More than 4,000 exoplanets are waiting to be studied Today’s Video of the Day from the European Space Agency describes the CHaracterising ExOPlanet Satellite (CHEOPS), which has been launched to measure the mass, density, composition and formation of exoplanets.

CHEOPS project scientist Kate Isaak explains that as of July 2020, more than 4,000 exoplanets have been discovered using satellites on the ground and in space.

More than 4,000 exoplanets are waiting to be studied and Experts will continue to study these planets to gain new insight into their characteristics and into whether they have the potential to host life.
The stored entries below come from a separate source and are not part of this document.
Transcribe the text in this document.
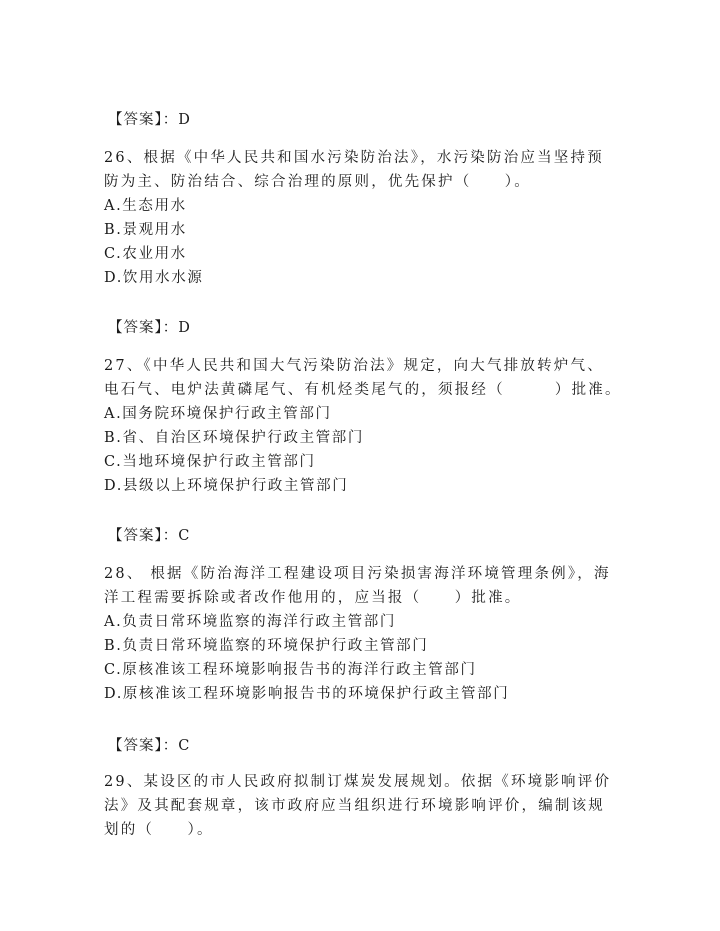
【答案】：D
26、根据《中华人民共和国水污染防治法》，水污染防治应当坚持预
防为主、防治结合、综合治理的原则，优先保护（　　）。
A.生态用水
B.景观用水
C.农业用水
D.饮用水水源
【答案】：D
27、《中华人民共和国大气污染防治法》规定，向大气排放转炉气、
电石气、电炉法黄磷尾气、有机烃类尾气的，须报经（　　　）批准。
A.国务院环境保护行政主管部门
B.省、自治区环境保护行政主管部门
C.当地环境保护行政主管部门
D.县级以上环境保护行政主管部门
【答案】：C
28、 根据《防治海洋工程建设项目污染损害海洋环境管理条例》，海
洋工程需要拆除或者改作他用的，应当报（　　）批准。
A.负责日常环境监察的海洋行政主管部门
B.负责日常环境监察的环境保护行政主管部门
C.原核准该工程环境影响报告书的海洋行政主管部门
D.原核准该工程环境影响报告书的环境保护行政主管部门
【答案】：C
29、某设区的市人民政府拟制订煤炭发展规划。依据《环境影响评价
法》及其配套规章，该市政府应当组织进行环境影响评价，编制该规
划的（　　）。
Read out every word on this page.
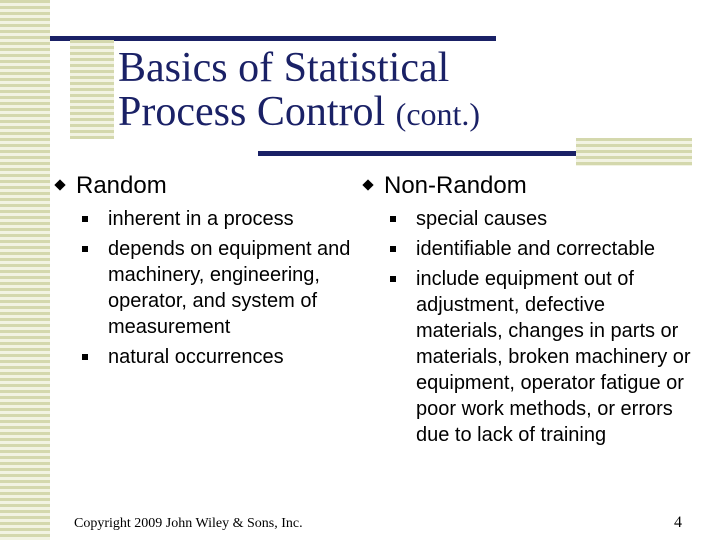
Basics of Statistical
Process Control (cont.)
Random
inherent in a process
depends on equipment and machinery, engineering, operator, and system of measurement
natural occurrences
Non-Random
special causes
identifiable and correctable
include equipment out of adjustment, defective materials, changes in parts or materials, broken machinery or equipment, operator fatigue or poor work methods, or errors due to lack of training
Copyright 2009 John Wiley & Sons, Inc.	4
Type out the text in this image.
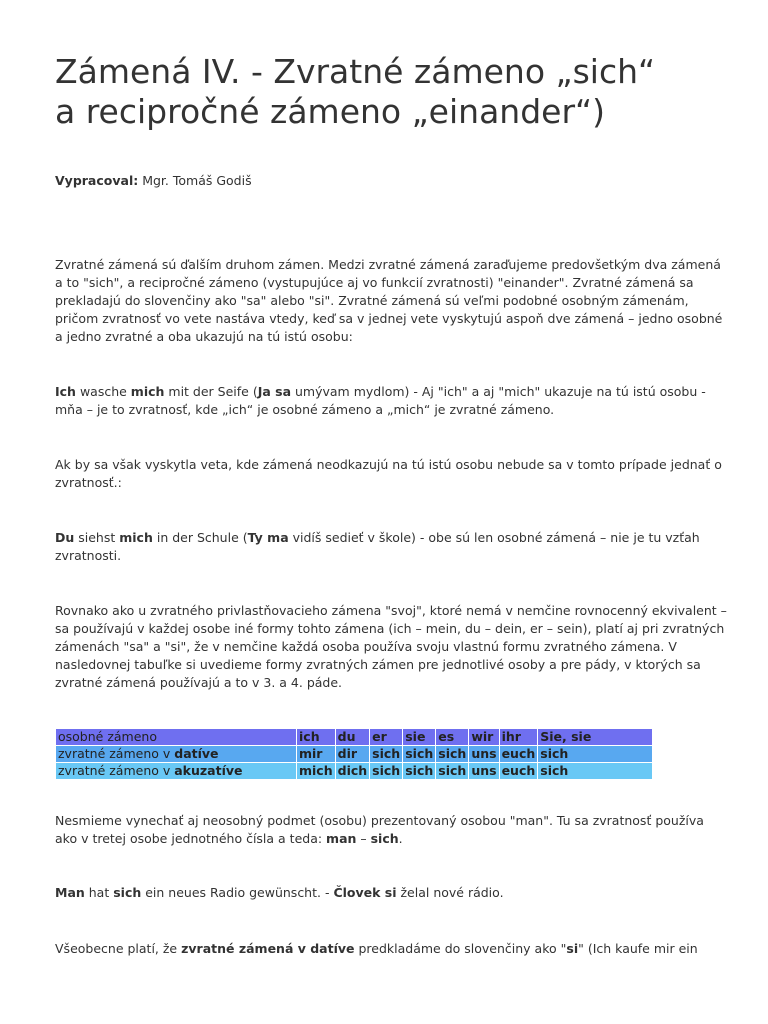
Zámená IV. - Zvratné zámeno „sich“
a recipročné zámeno „einander“)

Vypracoval: Mgr. Tomáš Godiš

Zvratné zámená sú ďalším druhom zámen. Medzi zvratné zámená zaraďujeme predovšetkým dva zámená
a to "sich", a recipročné zámeno (vystupujúce aj vo funkcií zvratnosti) "einander". Zvratné zámená sa
prekladajú do slovenčiny ako "sa" alebo "si". Zvratné zámená sú veľmi podobné osobným zámenám,
pričom zvratnosť vo vete nastáva vtedy, keď sa v jednej vete vyskytujú aspoň dve zámená – jedno osobné
a jedno zvratné a oba ukazujú na tú istú osobu:

Ich wasche mich mit der Seife (Ja sa umývam mydlom) - Aj "ich" a aj "mich" ukazuje na tú istú osobu -
mňa – je to zvratnosť, kde „ich“ je osobné zámeno a „mich“ je zvratné zámeno.

Ak by sa však vyskytla veta, kde zámená neodkazujú na tú istú osobu nebude sa v tomto prípade jednať o
zvratnosť.:

Du siehst mich in der Schule (Ty ma vidíš sedieť v škole) - obe sú len osobné zámená – nie je tu vzťah
zvratnosti.

Rovnako ako u zvratného privlastňovacieho zámena "svoj", ktoré nemá v nemčine rovnocenný ekvivalent –
sa používajú v každej osobe iné formy tohto zámena (ich – mein, du – dein, er – sein), platí aj pri zvratných
zámenách "sa" a "si", že v nemčine každá osoba používa svoju vlastnú formu zvratného zámena. V
nasledovnej tabuľke si uvedieme formy zvratných zámen pre jednotlivé osoby a pre pády, v ktorých sa
zvratné zámená používajú a to v 3. a 4. páde.

osobné zámeno	ich	du	er	sie	es	wir	ihr	Sie, sie
zvratné zámeno v datíve	mir	dir	sich	sich	sich	uns	euch	sich
zvratné zámeno v akuzatíve	mich	dich	sich	sich	sich	uns	euch	sich

Nesmieme vynechať aj neosobný podmet (osobu) prezentovaný osobou "man". Tu sa zvratnosť používa
ako v tretej osobe jednotného čísla a teda: man – sich.

Man hat sich ein neues Radio gewünscht. - Človek si želal nové rádio.

Všeobecne platí, že zvratné zámená v datíve predkladáme do slovenčiny ako "si" (Ich kaufe mir ein
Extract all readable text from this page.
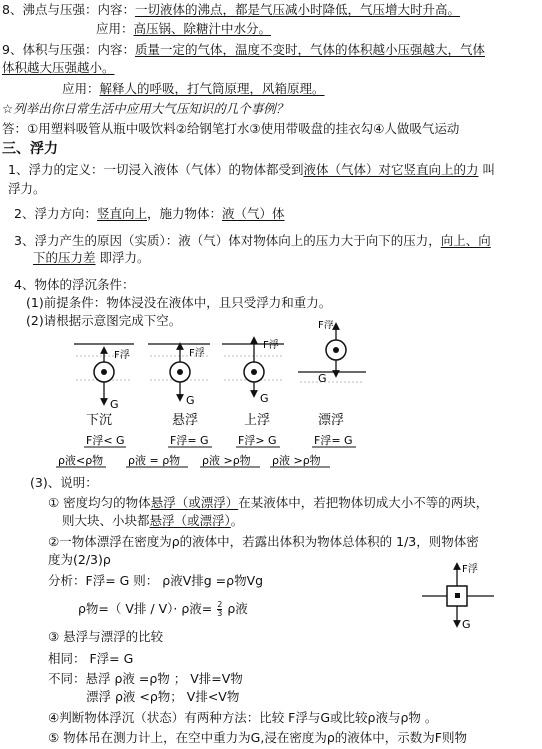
8、沸点与压强：内容：一切液体的沸点，都是气压减小时降低，气压增大时升高。
应用：高压锅、除糖汁中水分。
9、体积与压强：内容：质量一定的气体，温度不变时，气体的体积越小压强越大，气体
体积越大压强越小。
应用：解释人的呼吸，打气筒原理，风箱原理。
☆列举出你日常生活中应用大气压知识的几个事例？
答：①用塑料吸管从瓶中吸饮料②给钢笔打水③使用带吸盘的挂衣勾④人做吸气运动
三、浮力
1、浮力的定义：一切浸入液体（气体）的物体都受到液体（气体）对它竖直向上的力 叫
浮力。
2、浮力方向：竖直向上，施力物体：液（气）体
3、浮力产生的原因（实质）：液（气）体对物体向上的压力大于向下的压力，向上、向
下的压力差 即浮力。
4、物体的浮沉条件：
(1)前提条件：物体浸没在液体中，且只受浮力和重力。
(2)请根据示意图完成下空。
F浮
G
F浮
G
F浮
G
F浮
G
下沉	悬浮	上浮	漂浮
F浮< G	F浮= G	F浮> G	F浮= G
ρ液<ρ物 ρ液 = ρ物 ρ液 >ρ物 ρ液 >ρ物
(3)、说明：
① 密度均匀的物体悬浮（或漂浮）在某液体中，若把物体切成大小不等的两块，
则大块、小块都悬浮（或漂浮）。
②一物体漂浮在密度为ρ的液体中，若露出体积为物体总体积的 1/3，则物体密
度为(2/3)ρ
分析：F浮= G 则： ρ液V排g =ρ物Vg
ρ物=（ V排 / V）· ρ液= $\frac{2}{3}$ ρ液
F浮
G
③ 悬浮与漂浮的比较
相同： F浮= G
不同：悬浮 ρ液 =ρ物 ； V排=V物
漂浮 ρ液 <ρ物； V排<V物
④判断物体浮沉（状态）有两种方法：比较 F浮与G或比较ρ液与ρ物 。
⑤ 物体吊在测力计上，在空中重力为G,浸在密度为ρ的液体中，示数为F则物
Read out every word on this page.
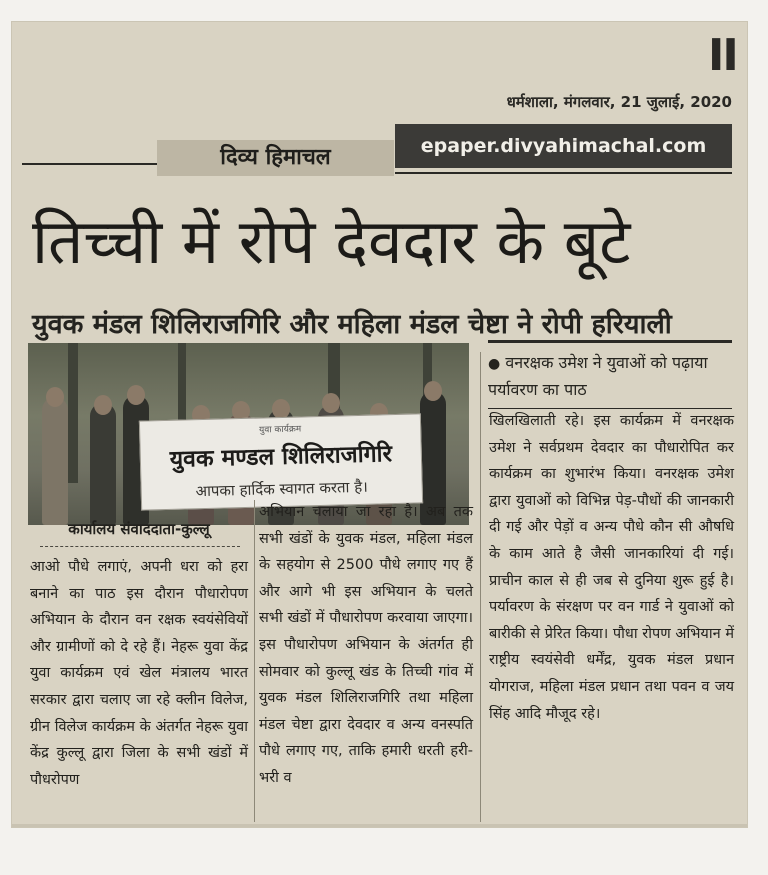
II
धर्मशाला, मंगलवार, 21 जुलाई, 2020
दिव्य हिमाचल	epaper.divyahimachal.com
तिच्ची में रोपे देवदार के बूटे
युवक मंडल शिलिराजगिरि और महिला मंडल चेष्टा ने रोपी हरियाली
युवा कार्यक्रम
युवक मण्डल शिलिराजगिरि
आपका हार्दिक स्वागत करता है।
● वनरक्षक उमेश ने युवाओं को पढ़ाया पर्यावरण का पाठ
कार्यालय संवाददाता-कुल्लू
आओ पौधे लगाएं, अपनी धरा को हरा बनाने का पाठ इस दौरान पौधारोपण अभियान के दौरान वन रक्षक स्वयंसेवियों और ग्रामीणों को दे रहे हैं। नेहरू युवा केंद्र युवा कार्यक्रम एवं खेल मंत्रालय भारत सरकार द्वारा चलाए जा रहे क्लीन विलेज, ग्रीन विलेज कार्यक्रम के अंतर्गत नेहरू युवा केंद्र कुल्लू द्वारा जिला के सभी खंडों में पौधरोपण
अभियान चलाया जा रहा है। अब तक सभी खंडों के युवक मंडल, महिला मंडल के सहयोग से 2500 पौधे लगाए गए हैं और आगे भी इस अभियान के चलते सभी खंडों में पौधारोपण करवाया जाएगा। इस पौधारोपण अभियान के अंतर्गत ही सोमवार को कुल्लू खंड के तिच्ची गांव में युवक मंडल शिलिराजगिरि तथा महिला मंडल चेष्टा द्वारा देवदार व अन्य वनस्पति पौधे लगाए गए, ताकि हमारी धरती हरी-भरी व
खिलखिलाती रहे। इस कार्यक्रम में वनरक्षक उमेश ने सर्वप्रथम देवदार का पौधारोपित कर कार्यक्रम का शुभारंभ किया। वनरक्षक उमेश द्वारा युवाओं को विभिन्न पेड़-पौधों की जानकारी दी गई और पेड़ों व अन्य पौधे कौन सी औषधि के काम आते है जैसी जानकारियां दी गई। प्राचीन काल से ही जब से दुनिया शुरू हुई है। पर्यावरण के संरक्षण पर वन गार्ड ने युवाओं को बारीकी से प्रेरित किया। पौधा रोपण अभियान में राष्ट्रीय स्वयंसेवी धर्मेंद्र, युवक मंडल प्रधान योगराज, महिला मंडल प्रधान तथा पवन व जय सिंह आदि मौजूद रहे।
For many years after that, a trickle of distant worlds were added to the known exoplanet catalog . Only in the last decade, with the help of the recently retired Kepler Space Telescope, has the pace of discovery really increased exponentially. In June, the 4,000th exoplanet was confirmed.

Astronomers use the term “Earth-like planets” for exoplanets which are rocky rather than gaseous, and which orbit in the so-called “ Goldilocks Zone,” where water, thought essential to life, can exist in liquid form. Thus researchers have been on the lookout for exoplanets in the circumstellar habitable zone around a star, which is loosely defined as an exoplanet that has a temperature regime capable of supporting liquid water, given sufficient atmospheric pressure, based on its distance from its host star.